Médias
Julien Hébrard ∙04 Avr 2025∙ 2 min
Le New York Times, c'est d'abord un excellent journal avec d’excellents journalistes. Pour beaucoup d’entre eux, intégrer le Times est souvent l’aboutissement d’une carrière. Les quelques 1 700 journalistes qui composent sa rédaction sont donc triés sur le volet, et la concurrence est rude. Quand tout le monde se bat pour vous rejoindre, vous n'avez plus qu'à sélectionner les meilleurs. Résultat : le nombre de prix Pulitzer (les Oscar du journalisme) que le journal a reçu atteint les sommets, plus de 130 à l'heure actuelle. À titre de comparaison, The Washington Post, deuxième au classement, n'en a obtenu "que" 76. Autant dire qu'il n'est pas prêt de se faire rattraper.
Son récent basculement sur sa gauche, emblématique du fossé actuellement en train de se creuser entre deux Amériques irréconciliables, n’enlèvent rien à la qualité de son journalisme. Comme je l'avais déjà évoqué dans un autre billet, le parti-pris et la prise de position assumée ne sont absolument pas incompatible avec du journalisme de qualité. Le débat sur la nouvelle ligne éditoriale du New York Times est parfaitement légitime, mais force est de constater que ses sujets sont sélectionnés avec soin, recherchés et bien écrits. Tout comme le sont ses dessins de presse, ses illustrations, ses graphiques, ses vidéos...
C'est d'ailleurs peut-être là qu'est à chercher le succès du NYT. Écrire de bons articles est une condition nécessaire pour éditer un bon journal, mais pas suffisante pour créer un média d'envergure internationale. L'éclatante santé du New York Times est la conjonction d'une bonne rédaction et d'une vision stratégique, ainsi que des moyens de la mettre en oeuvre. La vraie difficulté réside, non pas dans la rédaction de bons papiers, comme de nombreux journaux sont capables de le faire à travers le monde, mais dans la bonne exécution et la bonne organisation. Ce qui a d'ailleurs fait son grand succès, c’est le virage d’Internet, qu’il a su prendre avec brio, en anticipant l'impact de cette nouvelle technologie et en prenant toute sa part dans son adoption par le grand public.
Le New York Times a été l'un des premiers grands journaux à se lancer en ligne, dès les années 90. Son équipe dirigeante a rapidement compris l'importance croissante d’Internet dans la vie quotidienne et la nécessité d'explorer ce nouvel environnement et d'y créer un site, avant d’y investir massivement. Dans les années 90, le potentiel du web était pourtant très limité : il fallait se contenter d'un site-vitrine de quelques pages, que l'on consultait principalement pour découvrir quelques Unes, sans possibilité de lire les articles ou de s'abonner.
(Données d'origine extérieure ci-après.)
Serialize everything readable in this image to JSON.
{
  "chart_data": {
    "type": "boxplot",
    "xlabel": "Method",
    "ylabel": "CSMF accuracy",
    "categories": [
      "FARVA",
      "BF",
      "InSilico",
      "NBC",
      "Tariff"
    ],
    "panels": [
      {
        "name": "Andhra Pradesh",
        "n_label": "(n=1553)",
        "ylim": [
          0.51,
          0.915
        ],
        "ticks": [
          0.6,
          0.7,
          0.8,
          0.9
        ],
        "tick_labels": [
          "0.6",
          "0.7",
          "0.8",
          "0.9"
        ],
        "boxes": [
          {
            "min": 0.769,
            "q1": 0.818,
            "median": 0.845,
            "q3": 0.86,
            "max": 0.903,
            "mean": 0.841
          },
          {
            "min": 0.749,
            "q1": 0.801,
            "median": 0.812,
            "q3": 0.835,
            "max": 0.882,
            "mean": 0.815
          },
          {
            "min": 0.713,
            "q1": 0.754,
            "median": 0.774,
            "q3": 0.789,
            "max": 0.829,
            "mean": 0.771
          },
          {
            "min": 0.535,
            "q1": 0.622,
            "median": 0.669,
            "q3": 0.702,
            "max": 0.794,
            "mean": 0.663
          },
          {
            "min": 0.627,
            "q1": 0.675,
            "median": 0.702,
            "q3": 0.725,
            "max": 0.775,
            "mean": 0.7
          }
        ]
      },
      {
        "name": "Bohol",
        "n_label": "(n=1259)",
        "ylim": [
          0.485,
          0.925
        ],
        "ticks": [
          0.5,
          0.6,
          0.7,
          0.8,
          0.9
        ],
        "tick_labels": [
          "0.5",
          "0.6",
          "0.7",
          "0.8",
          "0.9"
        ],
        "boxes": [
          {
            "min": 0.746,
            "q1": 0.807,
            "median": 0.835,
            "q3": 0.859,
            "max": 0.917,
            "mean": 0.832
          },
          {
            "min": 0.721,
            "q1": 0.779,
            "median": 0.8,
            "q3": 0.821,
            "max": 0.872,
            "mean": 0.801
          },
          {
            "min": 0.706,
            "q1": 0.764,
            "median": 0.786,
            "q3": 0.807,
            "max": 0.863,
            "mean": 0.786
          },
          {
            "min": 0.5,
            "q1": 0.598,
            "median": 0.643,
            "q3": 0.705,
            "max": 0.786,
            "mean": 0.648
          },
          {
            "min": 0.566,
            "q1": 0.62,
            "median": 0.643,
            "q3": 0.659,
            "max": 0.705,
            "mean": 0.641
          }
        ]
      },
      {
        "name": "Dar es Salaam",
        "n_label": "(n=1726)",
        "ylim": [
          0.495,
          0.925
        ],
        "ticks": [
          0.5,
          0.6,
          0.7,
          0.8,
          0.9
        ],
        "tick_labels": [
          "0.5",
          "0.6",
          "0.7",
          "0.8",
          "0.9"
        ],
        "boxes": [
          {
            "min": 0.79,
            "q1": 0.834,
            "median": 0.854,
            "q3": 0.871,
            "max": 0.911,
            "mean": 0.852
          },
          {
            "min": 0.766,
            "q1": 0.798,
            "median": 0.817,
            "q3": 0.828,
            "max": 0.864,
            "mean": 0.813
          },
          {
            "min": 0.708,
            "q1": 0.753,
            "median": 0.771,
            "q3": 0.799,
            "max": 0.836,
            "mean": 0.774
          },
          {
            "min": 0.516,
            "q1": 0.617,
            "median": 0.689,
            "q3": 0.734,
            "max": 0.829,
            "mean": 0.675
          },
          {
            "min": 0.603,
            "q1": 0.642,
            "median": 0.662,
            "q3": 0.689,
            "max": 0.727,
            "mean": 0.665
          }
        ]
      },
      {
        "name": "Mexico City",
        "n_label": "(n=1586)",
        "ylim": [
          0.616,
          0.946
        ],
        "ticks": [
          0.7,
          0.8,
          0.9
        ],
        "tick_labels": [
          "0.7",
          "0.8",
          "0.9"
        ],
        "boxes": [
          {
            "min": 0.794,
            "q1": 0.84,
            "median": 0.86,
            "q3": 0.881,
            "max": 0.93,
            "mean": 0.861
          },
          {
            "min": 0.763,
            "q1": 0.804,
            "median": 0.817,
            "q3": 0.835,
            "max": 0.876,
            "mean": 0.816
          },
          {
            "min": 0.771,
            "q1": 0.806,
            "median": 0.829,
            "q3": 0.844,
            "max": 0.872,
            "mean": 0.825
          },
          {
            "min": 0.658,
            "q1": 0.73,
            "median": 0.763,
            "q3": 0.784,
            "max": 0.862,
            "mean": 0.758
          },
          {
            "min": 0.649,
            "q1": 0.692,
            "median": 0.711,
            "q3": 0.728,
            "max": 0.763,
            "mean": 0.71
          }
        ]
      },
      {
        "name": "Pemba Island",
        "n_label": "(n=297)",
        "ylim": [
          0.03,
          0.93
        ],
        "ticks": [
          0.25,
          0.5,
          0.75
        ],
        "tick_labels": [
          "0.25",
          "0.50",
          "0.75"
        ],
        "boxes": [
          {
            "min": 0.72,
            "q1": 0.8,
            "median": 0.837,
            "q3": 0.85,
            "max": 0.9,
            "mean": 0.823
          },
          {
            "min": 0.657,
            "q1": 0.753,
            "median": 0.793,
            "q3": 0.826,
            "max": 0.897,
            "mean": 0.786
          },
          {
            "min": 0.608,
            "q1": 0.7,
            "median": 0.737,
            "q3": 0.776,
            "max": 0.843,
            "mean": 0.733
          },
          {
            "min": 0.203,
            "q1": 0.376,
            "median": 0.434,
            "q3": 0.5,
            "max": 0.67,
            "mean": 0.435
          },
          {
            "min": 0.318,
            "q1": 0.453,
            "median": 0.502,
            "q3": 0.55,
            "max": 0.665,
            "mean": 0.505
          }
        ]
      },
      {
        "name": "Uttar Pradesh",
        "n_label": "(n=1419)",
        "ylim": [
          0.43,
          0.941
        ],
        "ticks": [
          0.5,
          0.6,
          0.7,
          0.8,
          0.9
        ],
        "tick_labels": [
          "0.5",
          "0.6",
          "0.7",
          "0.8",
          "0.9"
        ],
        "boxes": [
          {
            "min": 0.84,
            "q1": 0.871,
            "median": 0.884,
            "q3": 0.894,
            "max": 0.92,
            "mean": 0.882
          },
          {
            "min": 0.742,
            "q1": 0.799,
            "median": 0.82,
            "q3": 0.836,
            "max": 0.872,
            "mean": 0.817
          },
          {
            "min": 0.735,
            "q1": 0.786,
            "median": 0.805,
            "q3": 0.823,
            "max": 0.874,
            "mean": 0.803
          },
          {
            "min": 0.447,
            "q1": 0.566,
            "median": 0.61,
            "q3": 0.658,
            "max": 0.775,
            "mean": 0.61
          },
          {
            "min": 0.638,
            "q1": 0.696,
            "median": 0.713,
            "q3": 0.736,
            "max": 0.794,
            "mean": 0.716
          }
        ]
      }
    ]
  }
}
Cette vision lui aura finalement donné une telle longueur d’avance sur les autres journaux qu’elle est aujourd’hui difficilement rattrapable, tant il a les moyens d’investir dans tous les sens et sur toutes les techno : du montage vidéo au référencement en passant par le graphisme et même les jeux en ligne (pour rappel, le journal est propriétaire du jeu Wordle).
Le tout en adaptant sa ligne éditoriale et en recrutant en conséquence : le NY Times emploie plus de 5 000 personnes, dont 2 000 journalistes. Plus qu’un journal, le New York Times est aujourd’hui une marque et un symbole d’excellence. C’est un atout précieux pour attirer les lecteurs, les abonnés et les annonceurs du monde entier, ce qui crée de fait un cercle vertueux : les investissements génèrent de nouveaux abonnés, qui génèrent eux-mêmes de nouveaux investissements.
En somme, la réussite du New York Times est le fruit d'un mélange de tradition journalistique, d'innovation technologique et de renommée mondiale. Le faire tomber de son piédestal risque d’être compliqué.